= Joseph Francis Thrupp =

Joseph Francis Thrupp (1827–1867) was an English churchman and academic, known as a writer on the Psalms, and composer of a setting of the hymn Brightest and Best.

==Life==
He was the only son of Joseph William Thrupp, a solicitor, of 50 Upper Brook Street, and Merrow House, Guildford, and was born on 20 May 1827. Dorothy Ann Thrupp was his aunt. Frederick Thrupp was his uncle, they were all members of a notable Grosvenor Square coachbuilding family. He was educated at Winchester College under George Moberly from 1840 to 1845, becoming head prefect, and at Trinity College, Cambridge. He graduated B.A. in 1849 as seventh wrangler and eleventh classic, and proceeded M.A. in 1852. He was elected to a fellowship at Trinity, and then travelled in Palestine.
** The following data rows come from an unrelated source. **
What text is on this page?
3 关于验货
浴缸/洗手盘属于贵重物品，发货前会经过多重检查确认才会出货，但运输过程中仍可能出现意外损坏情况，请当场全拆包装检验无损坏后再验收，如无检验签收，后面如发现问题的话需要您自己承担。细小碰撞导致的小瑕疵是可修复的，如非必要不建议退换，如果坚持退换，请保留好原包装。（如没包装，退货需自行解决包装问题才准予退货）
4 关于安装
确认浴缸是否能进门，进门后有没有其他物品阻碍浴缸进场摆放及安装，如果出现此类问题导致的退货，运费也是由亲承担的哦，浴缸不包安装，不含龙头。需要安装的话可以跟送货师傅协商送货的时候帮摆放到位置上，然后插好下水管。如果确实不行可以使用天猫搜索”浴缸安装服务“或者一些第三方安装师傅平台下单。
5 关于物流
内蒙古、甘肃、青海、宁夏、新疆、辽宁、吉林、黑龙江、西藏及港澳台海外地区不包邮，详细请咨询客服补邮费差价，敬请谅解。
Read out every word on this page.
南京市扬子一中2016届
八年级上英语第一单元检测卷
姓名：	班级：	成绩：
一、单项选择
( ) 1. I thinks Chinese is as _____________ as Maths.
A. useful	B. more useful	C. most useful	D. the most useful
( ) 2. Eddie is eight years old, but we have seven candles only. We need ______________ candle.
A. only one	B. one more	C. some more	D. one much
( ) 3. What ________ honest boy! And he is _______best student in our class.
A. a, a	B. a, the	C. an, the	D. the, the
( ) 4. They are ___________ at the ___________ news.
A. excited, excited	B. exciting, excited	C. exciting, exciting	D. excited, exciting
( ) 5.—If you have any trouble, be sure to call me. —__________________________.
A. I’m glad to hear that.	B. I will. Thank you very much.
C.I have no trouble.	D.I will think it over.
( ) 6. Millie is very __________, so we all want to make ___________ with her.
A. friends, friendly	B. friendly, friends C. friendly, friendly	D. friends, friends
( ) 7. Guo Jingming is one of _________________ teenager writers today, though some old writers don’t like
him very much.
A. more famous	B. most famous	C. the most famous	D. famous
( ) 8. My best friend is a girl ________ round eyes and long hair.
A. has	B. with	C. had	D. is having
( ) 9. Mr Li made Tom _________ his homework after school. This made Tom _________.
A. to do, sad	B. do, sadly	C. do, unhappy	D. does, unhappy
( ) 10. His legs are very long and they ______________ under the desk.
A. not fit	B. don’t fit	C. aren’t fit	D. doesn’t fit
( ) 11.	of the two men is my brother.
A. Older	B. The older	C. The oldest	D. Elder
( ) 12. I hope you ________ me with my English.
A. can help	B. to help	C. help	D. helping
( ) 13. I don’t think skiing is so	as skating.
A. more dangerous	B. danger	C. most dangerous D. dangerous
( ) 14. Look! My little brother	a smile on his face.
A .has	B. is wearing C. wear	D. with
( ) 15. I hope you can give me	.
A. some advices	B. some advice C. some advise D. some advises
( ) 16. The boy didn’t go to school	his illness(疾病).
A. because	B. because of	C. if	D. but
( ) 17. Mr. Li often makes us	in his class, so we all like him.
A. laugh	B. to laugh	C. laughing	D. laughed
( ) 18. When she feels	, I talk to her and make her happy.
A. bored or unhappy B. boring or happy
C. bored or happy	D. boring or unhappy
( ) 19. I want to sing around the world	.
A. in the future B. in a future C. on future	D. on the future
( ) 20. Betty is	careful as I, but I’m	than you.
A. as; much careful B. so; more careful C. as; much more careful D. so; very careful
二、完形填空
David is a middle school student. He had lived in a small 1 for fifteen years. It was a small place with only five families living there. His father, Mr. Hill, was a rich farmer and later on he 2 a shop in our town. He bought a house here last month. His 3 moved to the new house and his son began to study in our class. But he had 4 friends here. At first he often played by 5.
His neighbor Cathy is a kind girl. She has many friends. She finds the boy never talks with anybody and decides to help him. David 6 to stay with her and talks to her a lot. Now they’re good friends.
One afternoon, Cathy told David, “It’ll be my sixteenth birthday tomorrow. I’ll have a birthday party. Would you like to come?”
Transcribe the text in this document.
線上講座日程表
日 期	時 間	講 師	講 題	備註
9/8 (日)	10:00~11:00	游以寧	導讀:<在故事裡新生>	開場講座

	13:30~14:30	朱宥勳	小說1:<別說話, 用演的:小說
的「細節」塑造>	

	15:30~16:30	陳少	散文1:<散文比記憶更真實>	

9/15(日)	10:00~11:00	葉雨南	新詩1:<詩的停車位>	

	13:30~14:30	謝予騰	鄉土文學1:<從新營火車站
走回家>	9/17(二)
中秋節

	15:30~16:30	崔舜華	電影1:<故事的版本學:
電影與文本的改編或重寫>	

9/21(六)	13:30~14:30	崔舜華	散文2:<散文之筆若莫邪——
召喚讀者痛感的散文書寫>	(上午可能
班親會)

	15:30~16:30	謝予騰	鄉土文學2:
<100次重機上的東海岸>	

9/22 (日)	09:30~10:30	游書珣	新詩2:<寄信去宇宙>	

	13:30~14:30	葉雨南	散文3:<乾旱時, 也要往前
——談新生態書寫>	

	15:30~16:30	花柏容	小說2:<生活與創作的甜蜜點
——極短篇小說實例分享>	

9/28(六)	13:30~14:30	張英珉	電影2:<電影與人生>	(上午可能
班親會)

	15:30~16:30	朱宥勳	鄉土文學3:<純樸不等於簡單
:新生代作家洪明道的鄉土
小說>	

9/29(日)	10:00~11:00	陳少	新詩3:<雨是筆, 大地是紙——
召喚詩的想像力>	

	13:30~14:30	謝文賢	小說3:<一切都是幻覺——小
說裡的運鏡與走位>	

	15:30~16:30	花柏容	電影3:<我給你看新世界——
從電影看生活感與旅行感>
Thrupp was ordained in 1852, and in the same year accepted the college living of Barrington, Cambridgeshire. Thrupp was a member of the board of theological studies at Cambridge, and in 1865 was select preacher. He died at Surbiton on 23 September 1867, and is buried at Merrow. He is commemorated by a window in Trinity College chapel and another in Barrington church, both presented by his widow.

==Works==
Thrupp published:

- Ancient Jerusalem (1855).
- Introduction to the Psalms, 2 vols. 1860.
- A Translation of the Song of Songs, 1862.

He contributed to the Speaker's Commentary and to William Smith's Dictionary of the Bible.

==Family==
In 1853 Thrupp married Elizabeth Bligh, fourth daughter of the Rev. John David Glennie of St. Mary's, Park Street.